BREAKING: Ritchie Torres moves to ban political betting by government officials. pic.twitter.com/kR9mukiYPh
— Majority Democrats (@MajorityDems) January 6, 2026
The buying and selling of sports-related event contracts is what’s driving the lion’s share of trading volume for prediction markets at the moment, with investment bank Citizens projecting Wednesday that they account for 80% to 90% of activity. And while Citizens believes prediction markets can generate $10 billion of fee revenue at maturity, their note to clients said this would be “largely driven by non-sports” contracts, such as trading on elections or economics.
Activity at CFTC-regulated prediction markets is still relatively small compared to the business that state-regulated sportsbooks are garnering. Citizens currently sees prediction markets only stealing single-digit market share from sportsbooks, saying, “One bad Monday Night Football game could have the same negative result on EBITDA as the total impact the prediction market space is currently having on the sector.”

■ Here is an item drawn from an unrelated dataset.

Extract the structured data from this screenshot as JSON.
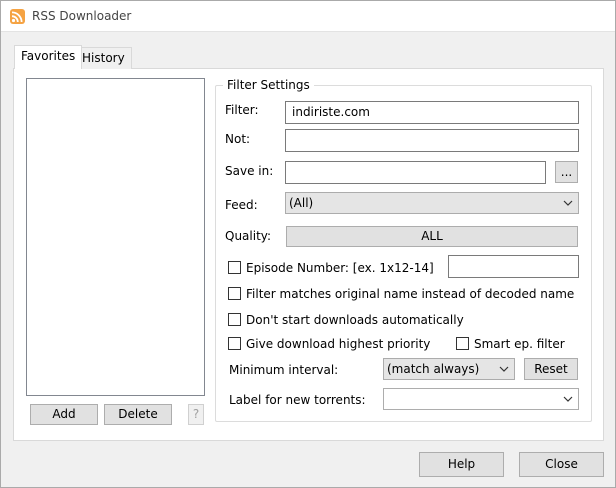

“We estimate ~5% of legal sports betting handle is going into prediction markets, or ~$8bn of annualized handle based on our assumptions,” Citizens analyst Jordan Bender wrote.
Even so, prediction markets are still getting a lot of press for themselves, and not all of it is good. The job the CFTC is doing in regulating them is being watched closely, as are its rules for insider trading.
Mansour said Wednesday that Kalshi’s insider trading rules are “adapted” from the rules used by the New York Stock Exchange and the NASDAQ: “If you have material non-public information on a market, you cannot trade it and if you do, you are committing a financial crime.”
“This applies to government employees, policymakers, executives, or anyone who holds information that is legally not meant to be public,” he wrote.
Yet the issue of insider trading via prediction markets isn’t as black and white as one might think, especially with those exchanges purporting to be a source of reliable information on future events. If you want a truly accurate forecast of what’s going to happen, who would know better than insiders?
Coinbase CEO Brian Armstrong, for example, has suggested there could be benefits in allowing insider trading. Another CFTC-regulated entity, PredictIt, does not explicitly forbid insider trading on its platform, which is technically “experimental” and has tighter trading limits.
Yet, that thinking may not cut it with the public or policymakers, who may already be fed up with betting scandals of any kind.
Prediction markets have their fair share of critics already, too, particularly over their offering of sports event contracts that resemble sports betting. The legality of those contracts is being challenged by state regulators and Native American gaming tribes in court, with that litigation ongoing.
Indian Gaming Association Chairman David Bean on Wednesday pointed to the Venezuela bets as an example of “how out of control” prediction markets are.
“We have to make sure this is on our plate, that this is our main course, or main focus, for the immediate future and beyond,” Bean said during the IGA’s “New Normal” webcast. “Because there's always a threat (to Indian gaming), and this is probably the largest threat in the last 10 years, the last decade. So we have to take it seriously.”